The majority - 82% - of the loans taken using the scheme were by first time buyers.

Sarah Coles, Personal Finance Analyst, Hargreaves Lansdown, commented:

“We’ve been snapping up Help to Buy loans in this year’s homebuying frenzy, and the 12 months to the end of March saw the highest number of loans on record. But while rising prices make this scheme particularly handy for those struggling to raise a bigger deposit, they also bring extra risks.

"Help to Buy equity loans provide an answer to the impossible question of how to buy in a rapidly rising property market. Most people who use them have a 5% deposit (54%), and the scheme stops them battling to raise a bigger percentage of the property price at a time when the average property rose more than £27,000 in a year.

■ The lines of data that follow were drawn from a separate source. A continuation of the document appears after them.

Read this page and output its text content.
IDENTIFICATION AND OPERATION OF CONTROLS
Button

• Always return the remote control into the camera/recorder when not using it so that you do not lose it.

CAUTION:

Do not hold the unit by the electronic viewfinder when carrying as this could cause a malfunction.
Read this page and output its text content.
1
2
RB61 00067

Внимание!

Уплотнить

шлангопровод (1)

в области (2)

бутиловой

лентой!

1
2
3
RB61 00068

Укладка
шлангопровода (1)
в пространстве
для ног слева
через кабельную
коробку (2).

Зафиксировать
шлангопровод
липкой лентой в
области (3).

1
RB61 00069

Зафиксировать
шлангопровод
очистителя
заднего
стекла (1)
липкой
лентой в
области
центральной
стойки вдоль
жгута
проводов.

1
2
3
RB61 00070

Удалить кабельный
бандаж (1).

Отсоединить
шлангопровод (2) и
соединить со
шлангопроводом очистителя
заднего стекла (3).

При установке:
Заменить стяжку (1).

"However, while Help to Buy loans offer a solution to those struggling to buy in a rising market, the way they work means the same rising market will have a sting in the tail for anyone who takes advantage. When the loan is eventually repaid to the government, the amount that needs to be paid back depends on the value of the house at that time. If you borrow 20% of the purchase price, you repay 20% of the value after five years, so when prices rise, so do your repayments.

"If you borrowed 20% from the government to buy the average property in May 2015, and then you repaid the loan in May 2020, you’d have to pay back £5,318 more than you borrowed. The rising market in the past 12 months means that someone doing the same a year later would have had to repay £8,751 more than they borrowed - so the rising market cost them almost £3,500."